By grounding the experience in familiar gaming and prediction patterns, the design invited participation from users with little or no exposure to digital ownership models. Progressive disclosure allowed users to engage immediately, while deeper mechanics remained optional rather than obstructive.
A repeatable content system enabled consistent translation across multiple languages with zero errors. Clear structure, constrained terminology, and scannable patterns reduced translation risk, eliminated rework, and supported a smooth global launch.
In a nutshell
This project explored how to design a compelling, global fan experience during the FIFA World Cup, in a space already crowded with prediction games and promotions. The challenge was to make the experience instantly understandable and rewarding for football fans worldwide, including those completely new to NFTs, without letting the underlying complexity get in the way.

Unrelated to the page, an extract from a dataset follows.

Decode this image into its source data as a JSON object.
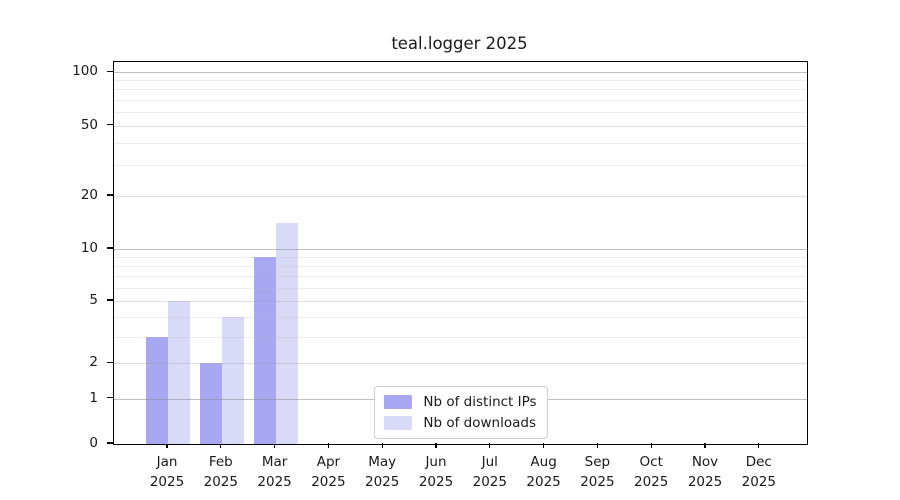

FutureVerse, Altered State Machine
UX designer, Researcher, Content writer
2022
The challenge
Standing out in the crowd.
Lowering the barrier to participation.
Content that scales globally.
The approach
The project began with fast-paced co-design sessions to define a core mechanic that could stand out during the World Cup. We explored a prediction-based experience where fans earn points and prizes over time, borrowing familiar patterns from fantasy football and sports betting while aiming for something more playful and approachable.
My work on the design, content, and research focused on clarifying the value proposition, simplifying participation, and shaping an experience that felt fun, approachable, and worth returning to throughout the tournament.
The concept
Early ideation explored how a prediction-based experience could stand out during the FIFA World Cup, where fans are already saturated with games and promotions. Through rapid co-design sessions, the team aligned on a core mechanic built around match predictions, progression, and rewards.
The research
We started with unmoderated testing to reach a broad, global audience quickly and gather early signal at speed. This focused on first impressions, comprehension of the value proposition, and motivation to participate. The goal was to understand whether users grasped what they were signing up for, what they stood to gain, and whether the experience felt compelling enough to return to over time.
Testing with 20 participants gave us wider perspective than a smaller, deeper study and was better suited to a concept that was still highly fluid.
Because the prototype was intentionally lightweight, we could iterate rapidly. When insights pointed to a mobile-first shift, we discarded the initial desktop concept entirely and rebuilt without friction.
In the second round, we conducted further unmoderated testing alongside a small number of moderated sessions to validate revisions. This allowed us to test a more complete end-to-end journey, including onboarding, prediction flows, reward clarity, and supporting content.